The writer is a co-founder initiating digital literacy Decoded and sits on the board of the Alison Rose Review of Female Entrepreneurship

In May, one of the world’s most prominent venture capital firms, Sequoia, issued a 52-page memo titled Stamina adjustment. The message was clear: RIP good times. The days of cheap cash are in the past and the focus is now on profitability, not growth. Costs must be cut, note emphasized, or a death spiral will ensue. Even after these changes, recovery will be long.

The memo rocked the tech world. Venture capitalists closed their checkbooks and startup people began dusting off the survival skills learned during the 2009 crisis. But on Twitter, the tech town square, one group has largely seemed unconcerned since then: female founders. Brittany Fuller, co-founder of data analytics start-up Notable, summed up the mood: “Female founders who were raised before the corrections are not shaken. This is funding climate as usual for us.”

Fuller’s view is rooted in reality. Last year, the UK saw a record year for venture capital, with total deal value of $12.8 billion in 2020 rising to $32.9 billion in 2021. Last year was also a record year for start-ups women – 140,000 companies were founded in that category. But despite this progress, audited data from this year’s Rose Review in Female Entrepreneurship found that female founders still receive less than 1 percent of venture capital funding.

When asked why this group receives so little funding, many venture capitalists I speak with claim that they don’t see the quantity and quality of start-ups they need to invest on a large scale.

But the Rose Review, led by NatWest chief executive Alison Rose, highlights other factors at work.
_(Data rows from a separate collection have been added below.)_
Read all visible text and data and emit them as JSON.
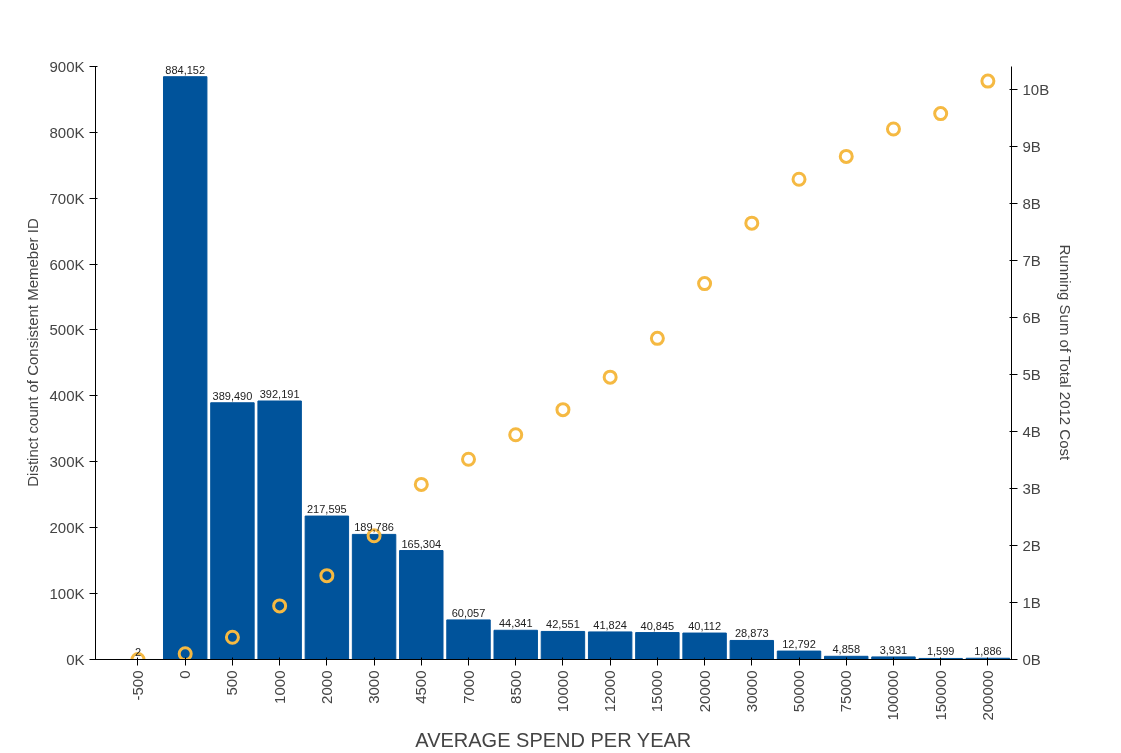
{
  "chart_data": {
    "type": "bar",
    "xlabel": "AVERAGE SPEND PER YEAR",
    "ylabel": "Distinct count of Consistent Memeber ID",
    "y2label": "Running Sum of Total 2012 Cost",
    "categories": [
      "-500",
      "0",
      "500",
      "1000",
      "2000",
      "3000",
      "4500",
      "7000",
      "8500",
      "10000",
      "12000",
      "15000",
      "20000",
      "30000",
      "50000",
      "75000",
      "100000",
      "150000",
      "200000"
    ],
    "series": [
      {
        "type": "bar",
        "color": "#00539b",
        "values": [
          2,
          884152,
          389490,
          392191,
          217595,
          189786,
          165304,
          60057,
          44341,
          42551,
          41824,
          40845,
          40112,
          28873,
          12792,
          4858,
          3931,
          1599,
          1886
        ],
        "value_labels": [
          "2",
          "884,152",
          "389,490",
          "392,191",
          "217,595",
          "189,786",
          "165,304",
          "60,057",
          "44,341",
          "42,551",
          "41,824",
          "40,845",
          "40,112",
          "28,873",
          "12,792",
          "4,858",
          "3,931",
          "1,599",
          "1,886"
        ]
      },
      {
        "type": "scatter",
        "axis": "y2",
        "color": "#f5b942",
        "values": [
          0,
          100000000,
          390000000,
          940000000,
          1470000000,
          2170000000,
          3070000000,
          3510000000,
          3940000000,
          4380000000,
          4950000000,
          5630000000,
          6590000000,
          7650000000,
          8420000000,
          8820000000,
          9300000000,
          9570000000,
          10140000000
        ]
      }
    ],
    "marker": "circle",
    "ylim": [
      0,
      900000
    ],
    "yticks": [
      {
        "value": 0,
        "label": "0K"
      },
      {
        "value": 100000,
        "label": "100K"
      },
      {
        "value": 200000,
        "label": "200K"
      },
      {
        "value": 300000,
        "label": "300K"
      },
      {
        "value": 400000,
        "label": "400K"
      },
      {
        "value": 500000,
        "label": "500K"
      },
      {
        "value": 600000,
        "label": "600K"
      },
      {
        "value": 700000,
        "label": "700K"
      },
      {
        "value": 800000,
        "label": "800K"
      },
      {
        "value": 900000,
        "label": "900K"
      }
    ],
    "y2lim": [
      0,
      10400000000
    ],
    "y2ticks": [
      {
        "value": 0,
        "label": "0B"
      },
      {
        "value": 1000000000,
        "label": "1B"
      },
      {
        "value": 2000000000,
        "label": "2B"
      },
      {
        "value": 3000000000,
        "label": "3B"
      },
      {
        "value": 4000000000,
        "label": "4B"
      },
      {
        "value": 5000000000,
        "label": "5B"
      },
      {
        "value": 6000000000,
        "label": "6B"
      },
      {
        "value": 7000000000,
        "label": "7B"
      },
      {
        "value": 8000000000,
        "label": "8B"
      },
      {
        "value": 9000000000,
        "label": "9B"
      },
      {
        "value": 10000000000,
        "label": "10B"
      }
    ],
    "grid": false
  }
}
He notes that informal networks influence access to finance. Less than 15 percent of venture capital partners are women, which is likely a barrier to realizing the market potential of, say, a fertility app or fashion rental (the only two female-founded companies I’ve come across trying to raise capital at this point in the year).

It is also characteristic that for debt financing, including government and bank loans, there was no significant difference in the level of approval of financing for businesses run by women and men (90 percent and 92 percent, respectively). These routes often involve relatively simple online applications and do not require founders to have a network, present themselves or even necessarily reveal their gender.
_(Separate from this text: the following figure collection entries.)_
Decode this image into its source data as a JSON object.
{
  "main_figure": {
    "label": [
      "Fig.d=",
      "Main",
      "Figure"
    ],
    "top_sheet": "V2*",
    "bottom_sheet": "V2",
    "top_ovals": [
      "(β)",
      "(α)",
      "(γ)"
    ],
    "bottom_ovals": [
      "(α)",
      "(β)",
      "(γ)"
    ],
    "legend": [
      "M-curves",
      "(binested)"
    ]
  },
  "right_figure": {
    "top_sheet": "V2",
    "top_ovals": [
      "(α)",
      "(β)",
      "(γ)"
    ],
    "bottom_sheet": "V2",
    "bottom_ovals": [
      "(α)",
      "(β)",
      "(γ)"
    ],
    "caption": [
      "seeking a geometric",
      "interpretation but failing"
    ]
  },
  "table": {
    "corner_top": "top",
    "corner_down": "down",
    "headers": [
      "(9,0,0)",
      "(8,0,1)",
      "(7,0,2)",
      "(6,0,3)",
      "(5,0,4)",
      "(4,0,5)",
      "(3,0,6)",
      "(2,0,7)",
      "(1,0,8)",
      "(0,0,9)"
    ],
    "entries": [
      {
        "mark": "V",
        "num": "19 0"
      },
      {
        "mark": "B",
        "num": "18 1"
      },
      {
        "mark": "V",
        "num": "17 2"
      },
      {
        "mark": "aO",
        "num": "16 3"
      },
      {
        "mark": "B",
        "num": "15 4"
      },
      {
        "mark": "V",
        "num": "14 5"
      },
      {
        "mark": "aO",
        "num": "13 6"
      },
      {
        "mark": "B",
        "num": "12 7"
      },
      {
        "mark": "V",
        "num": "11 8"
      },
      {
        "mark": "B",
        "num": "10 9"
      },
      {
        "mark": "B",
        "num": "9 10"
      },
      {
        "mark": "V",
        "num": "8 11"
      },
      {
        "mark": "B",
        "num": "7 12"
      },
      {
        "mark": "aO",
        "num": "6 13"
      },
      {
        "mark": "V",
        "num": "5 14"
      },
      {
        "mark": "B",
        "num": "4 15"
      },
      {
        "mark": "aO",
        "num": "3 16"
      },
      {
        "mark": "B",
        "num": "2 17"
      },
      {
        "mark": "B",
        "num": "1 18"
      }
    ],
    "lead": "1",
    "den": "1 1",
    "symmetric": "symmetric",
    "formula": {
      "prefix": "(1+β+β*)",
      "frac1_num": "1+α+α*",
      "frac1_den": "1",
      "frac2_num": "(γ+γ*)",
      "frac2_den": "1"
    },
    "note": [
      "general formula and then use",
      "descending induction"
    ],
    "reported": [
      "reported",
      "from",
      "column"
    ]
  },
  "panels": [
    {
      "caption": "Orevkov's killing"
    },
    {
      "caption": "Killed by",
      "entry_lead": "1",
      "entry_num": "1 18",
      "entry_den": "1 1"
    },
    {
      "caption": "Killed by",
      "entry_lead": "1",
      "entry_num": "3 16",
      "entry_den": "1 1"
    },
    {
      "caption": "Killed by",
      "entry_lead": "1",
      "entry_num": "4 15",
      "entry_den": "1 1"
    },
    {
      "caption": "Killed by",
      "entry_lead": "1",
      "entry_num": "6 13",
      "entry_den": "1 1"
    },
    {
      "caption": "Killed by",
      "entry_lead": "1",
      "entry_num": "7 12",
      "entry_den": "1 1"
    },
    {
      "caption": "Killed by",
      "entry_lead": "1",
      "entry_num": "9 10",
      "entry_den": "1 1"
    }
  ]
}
The review highlights that conscious and unconscious bias must be challenged and that venture capital can do better. Gender equality is not the only reason to work on changing the system – there is also an economic incentive. Calculations show that if women started and scaled their ventures at the same rate as men, the UK would create jobs worth £250bn. For a country entering recession, this is no sneer.
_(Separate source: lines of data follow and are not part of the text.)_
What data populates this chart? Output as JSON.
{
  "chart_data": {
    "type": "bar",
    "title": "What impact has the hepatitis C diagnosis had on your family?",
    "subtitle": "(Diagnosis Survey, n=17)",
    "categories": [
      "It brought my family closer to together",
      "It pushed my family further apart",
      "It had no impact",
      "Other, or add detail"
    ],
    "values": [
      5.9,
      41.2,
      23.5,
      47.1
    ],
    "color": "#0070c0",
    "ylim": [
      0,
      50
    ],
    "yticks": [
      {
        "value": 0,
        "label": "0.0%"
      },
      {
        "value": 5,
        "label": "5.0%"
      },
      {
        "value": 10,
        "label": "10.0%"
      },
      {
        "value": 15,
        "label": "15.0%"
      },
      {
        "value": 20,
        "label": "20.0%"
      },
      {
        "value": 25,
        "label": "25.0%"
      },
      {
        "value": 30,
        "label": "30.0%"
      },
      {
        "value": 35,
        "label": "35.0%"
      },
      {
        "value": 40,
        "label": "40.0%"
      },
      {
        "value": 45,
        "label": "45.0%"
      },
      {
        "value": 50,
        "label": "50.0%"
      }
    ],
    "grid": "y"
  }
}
While there is no one-size-fits-all solution, it is clear that data can be a powerful force in understanding problems. Last month, the group behind the Rose Review launched the Investing in Women Code, which asks UK venture capitalists to submit data to be aggregated and published annually, and to appoint an internal representative to support equality in access to finance. Over 160 banks, investors and financial institutions have already committed, but many of the biggest names in venture capital are still missing.

Encouraging more women to start a business and not providing them with adequate capital for growth is like sending talented novices to climb Everest without oxygen, guides or tents. Few will make it to base camp, and for those who do, the odds of survival are even slimmer.

However, when this recession subsides, we can find an unusually high percentage of female founders among those who remain. After all, they were forced to adapt to such difficult conditions a long time ago.